Pounds per Head or Pounds per Acre

by Dave Pratt

For decades we’ve been encouraged to evaluate the efficiency of production by focusing on weight weaned per cow. Now some are arguing that the critical measure should really be pounds weaned per acre. But neither measure is very useful. Each is just a different side of the same failed paradigm: increasing production will increase profit. The problem is, whether it is pounds per cow or pounds per acre, increasing production does not necessarily increase profit. The most productive ranch is rarely the most profitable.
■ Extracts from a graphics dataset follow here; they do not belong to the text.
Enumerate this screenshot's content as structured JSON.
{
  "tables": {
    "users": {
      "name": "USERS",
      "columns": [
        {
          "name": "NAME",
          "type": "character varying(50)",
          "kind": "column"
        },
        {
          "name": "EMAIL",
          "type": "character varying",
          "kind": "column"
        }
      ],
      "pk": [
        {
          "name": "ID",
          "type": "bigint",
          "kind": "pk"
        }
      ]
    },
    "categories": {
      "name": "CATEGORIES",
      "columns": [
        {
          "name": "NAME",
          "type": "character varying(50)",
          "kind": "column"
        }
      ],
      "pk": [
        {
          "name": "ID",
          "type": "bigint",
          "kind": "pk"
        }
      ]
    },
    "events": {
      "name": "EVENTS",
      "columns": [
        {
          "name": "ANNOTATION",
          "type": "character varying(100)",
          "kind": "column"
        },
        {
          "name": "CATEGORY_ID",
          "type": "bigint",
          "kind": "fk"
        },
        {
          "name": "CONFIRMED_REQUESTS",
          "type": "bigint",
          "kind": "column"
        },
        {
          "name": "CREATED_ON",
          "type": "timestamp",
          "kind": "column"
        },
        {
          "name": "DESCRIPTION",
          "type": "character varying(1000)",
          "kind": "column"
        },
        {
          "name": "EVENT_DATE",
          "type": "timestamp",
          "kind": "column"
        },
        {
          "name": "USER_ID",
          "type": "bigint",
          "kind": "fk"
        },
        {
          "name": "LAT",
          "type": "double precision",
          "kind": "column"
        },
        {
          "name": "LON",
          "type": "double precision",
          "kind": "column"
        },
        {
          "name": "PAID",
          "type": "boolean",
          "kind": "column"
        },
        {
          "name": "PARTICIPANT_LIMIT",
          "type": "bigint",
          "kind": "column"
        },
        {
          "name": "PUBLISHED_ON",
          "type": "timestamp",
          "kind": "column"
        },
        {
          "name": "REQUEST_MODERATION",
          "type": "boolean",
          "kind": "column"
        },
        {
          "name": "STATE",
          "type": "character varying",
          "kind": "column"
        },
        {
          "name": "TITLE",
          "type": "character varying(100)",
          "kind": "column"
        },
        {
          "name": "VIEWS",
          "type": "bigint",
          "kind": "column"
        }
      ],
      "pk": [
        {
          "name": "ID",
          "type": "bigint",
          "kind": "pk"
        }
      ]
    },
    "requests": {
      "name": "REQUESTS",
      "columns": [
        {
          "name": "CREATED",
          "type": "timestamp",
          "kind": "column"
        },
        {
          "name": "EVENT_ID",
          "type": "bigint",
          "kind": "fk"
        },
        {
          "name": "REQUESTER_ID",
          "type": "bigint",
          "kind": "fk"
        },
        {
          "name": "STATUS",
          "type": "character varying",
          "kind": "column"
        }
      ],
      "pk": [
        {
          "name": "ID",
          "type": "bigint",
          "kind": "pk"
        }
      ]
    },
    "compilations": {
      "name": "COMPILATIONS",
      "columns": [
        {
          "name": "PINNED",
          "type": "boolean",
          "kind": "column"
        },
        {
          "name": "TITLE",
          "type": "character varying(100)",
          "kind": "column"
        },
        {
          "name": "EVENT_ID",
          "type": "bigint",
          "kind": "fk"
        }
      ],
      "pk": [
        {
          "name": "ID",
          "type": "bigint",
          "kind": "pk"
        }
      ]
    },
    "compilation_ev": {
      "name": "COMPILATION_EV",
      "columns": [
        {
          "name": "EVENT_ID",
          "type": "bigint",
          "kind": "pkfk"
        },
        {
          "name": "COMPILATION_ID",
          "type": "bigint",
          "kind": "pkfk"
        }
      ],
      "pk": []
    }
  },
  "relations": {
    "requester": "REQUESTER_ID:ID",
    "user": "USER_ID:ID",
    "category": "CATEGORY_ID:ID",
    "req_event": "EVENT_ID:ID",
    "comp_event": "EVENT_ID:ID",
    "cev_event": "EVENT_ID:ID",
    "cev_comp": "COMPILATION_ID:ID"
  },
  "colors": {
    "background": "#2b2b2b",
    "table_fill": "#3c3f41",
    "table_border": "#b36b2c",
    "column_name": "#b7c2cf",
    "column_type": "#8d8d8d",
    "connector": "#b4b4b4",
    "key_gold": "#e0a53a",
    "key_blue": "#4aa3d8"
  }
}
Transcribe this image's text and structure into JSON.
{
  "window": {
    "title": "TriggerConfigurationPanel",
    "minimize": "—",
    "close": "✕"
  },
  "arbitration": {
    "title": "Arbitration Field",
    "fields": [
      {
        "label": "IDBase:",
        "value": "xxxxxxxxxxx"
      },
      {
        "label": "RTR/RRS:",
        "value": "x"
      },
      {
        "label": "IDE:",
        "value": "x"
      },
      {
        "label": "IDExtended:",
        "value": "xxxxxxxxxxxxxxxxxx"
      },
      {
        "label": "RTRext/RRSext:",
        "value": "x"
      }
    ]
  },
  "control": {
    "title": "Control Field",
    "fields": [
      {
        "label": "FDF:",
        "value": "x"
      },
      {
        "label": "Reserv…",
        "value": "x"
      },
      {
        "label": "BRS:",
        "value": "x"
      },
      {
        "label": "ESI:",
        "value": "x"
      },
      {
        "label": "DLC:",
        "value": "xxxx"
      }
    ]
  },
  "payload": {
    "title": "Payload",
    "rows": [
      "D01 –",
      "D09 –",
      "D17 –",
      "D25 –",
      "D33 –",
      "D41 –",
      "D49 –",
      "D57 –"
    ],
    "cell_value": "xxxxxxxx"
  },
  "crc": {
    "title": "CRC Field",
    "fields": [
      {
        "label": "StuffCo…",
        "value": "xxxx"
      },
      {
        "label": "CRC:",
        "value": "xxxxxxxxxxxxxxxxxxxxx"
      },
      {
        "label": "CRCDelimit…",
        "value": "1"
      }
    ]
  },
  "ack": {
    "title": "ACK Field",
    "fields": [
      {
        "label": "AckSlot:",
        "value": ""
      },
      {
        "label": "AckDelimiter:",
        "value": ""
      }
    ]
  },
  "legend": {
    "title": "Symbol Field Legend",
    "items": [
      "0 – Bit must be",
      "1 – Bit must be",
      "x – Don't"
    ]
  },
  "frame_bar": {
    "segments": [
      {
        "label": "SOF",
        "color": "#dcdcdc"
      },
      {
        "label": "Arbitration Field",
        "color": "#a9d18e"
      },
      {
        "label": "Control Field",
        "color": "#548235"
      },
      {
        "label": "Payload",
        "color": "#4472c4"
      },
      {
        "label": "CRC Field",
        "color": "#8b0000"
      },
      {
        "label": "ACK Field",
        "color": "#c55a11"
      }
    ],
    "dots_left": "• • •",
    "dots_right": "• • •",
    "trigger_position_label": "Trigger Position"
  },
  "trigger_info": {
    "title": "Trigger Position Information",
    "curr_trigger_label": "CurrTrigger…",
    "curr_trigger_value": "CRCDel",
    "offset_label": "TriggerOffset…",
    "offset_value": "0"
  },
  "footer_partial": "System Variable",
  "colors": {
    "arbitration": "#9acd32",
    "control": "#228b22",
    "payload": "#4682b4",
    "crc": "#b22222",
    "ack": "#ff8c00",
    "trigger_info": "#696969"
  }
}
A few years ago, in the development of RFP Next Steps, our program to help our graduates apply Ranching For Profit School principles to their ranches, we took a deep dive into this question: If there is only one thing you can measure to determine the efficiency of production, what should it be? We looked at every possibility. We found that, if your goal is increasing profit, the best measure of production efficiency is gross margin per unit. This short video explains why:

The unit we usually use in livestock enterprises is a standard animal unit or an acre. They measure the same thing because a standard animal unit quantifies the energy that an animal needs, and, of course, for grazing animals that energy comes from acres.

The bottom line is that the weight weaned per acre or weight weaned per cow, are two sides of the same failed paradigm. Gross margin per unit is the only production measure that matters! Production measures that don’t include the value of production and the cost of achieving it are meaningless when you are ranching for profit.